People who write for fun in blogs or fanfic or original short fiction can choose their own topics. This can be as crippling as it is freeing. Some people make their blogs very specific in nature which nicely limits the topics they will write about—The Simply Luxurious Life focuses on fashion and blending French sensibilities with a modern American life; there are whole sections on food and on local places of interest along with book suggestions, a podcast, and a video series for cooking. Another blog I follow is Bloggin’ Con La Reina which a student of mine started to explore life as a minority teen who is on the cusp of stepping out of her safety nets and into the big, bad world; her topics are varied as she tries to find her footing and I can relate to that on all levels (my blog is pretty eclectic, because I can’t quite settle on a theme).
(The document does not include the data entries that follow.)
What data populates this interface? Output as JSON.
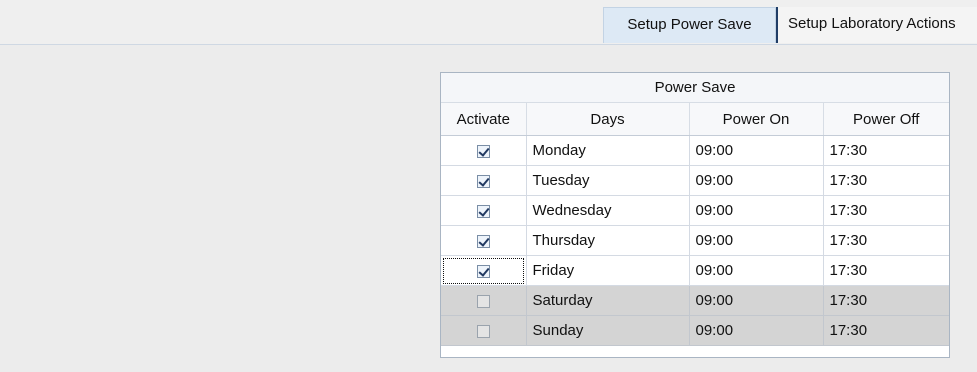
{
  "tabs": [
    {
      "label": "Setup Power Save",
      "active": true
    },
    {
      "label": "Setup Laboratory Actions",
      "active": false
    }
  ],
  "power_save": {
    "title": "Power Save",
    "columns": [
      "Activate",
      "Days",
      "Power On",
      "Power Off"
    ],
    "rows": [
      {
        "day": "Monday",
        "power_on": "09:00",
        "power_off": "17:30",
        "activate": true
      },
      {
        "day": "Tuesday",
        "power_on": "09:00",
        "power_off": "17:30",
        "activate": true
      },
      {
        "day": "Wednesday",
        "power_on": "09:00",
        "power_off": "17:30",
        "activate": true
      },
      {
        "day": "Thursday",
        "power_on": "09:00",
        "power_off": "17:30",
        "activate": true
      },
      {
        "day": "Friday",
        "power_on": "09:00",
        "power_off": "17:30",
        "activate": true,
        "focused": true
      },
      {
        "day": "Saturday",
        "power_on": "09:00",
        "power_off": "17:30",
        "activate": false
      },
      {
        "day": "Sunday",
        "power_on": "09:00",
        "power_off": "17:30",
        "activate": false
      }
    ]
  },
  "colors": {
    "active_tab": "#dde9f5",
    "inactive_row": "#d4d4d4",
    "check_mark": "#223a62"
  }
}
For a brief moment (1998-2000) I participated in writing Sliders fanfic. I didn’t edit anything before I posted it and my stories were more character studies than plotted stories. Still, it was a good experience for me. I read a lot of fan fiction nowadays—some of it makes me envious and some of it makes me appreciate my student’s writing. Whatever other people think, I still feel like blogs and fan fiction are great ways for people who want to write, to practice writing. I can look back on my own blog and see how much improvement I’ve made as a writer. It’s important for writers to be able to see that they have improved, to get positive feedback when they do something well, and to remember that there is always room for improvement.

Basically, you can make any topic your own depending on what you want to say about it. Find out how it needs to be formatted, understand the expectations of teachers/professors/employers, and make your voice heard.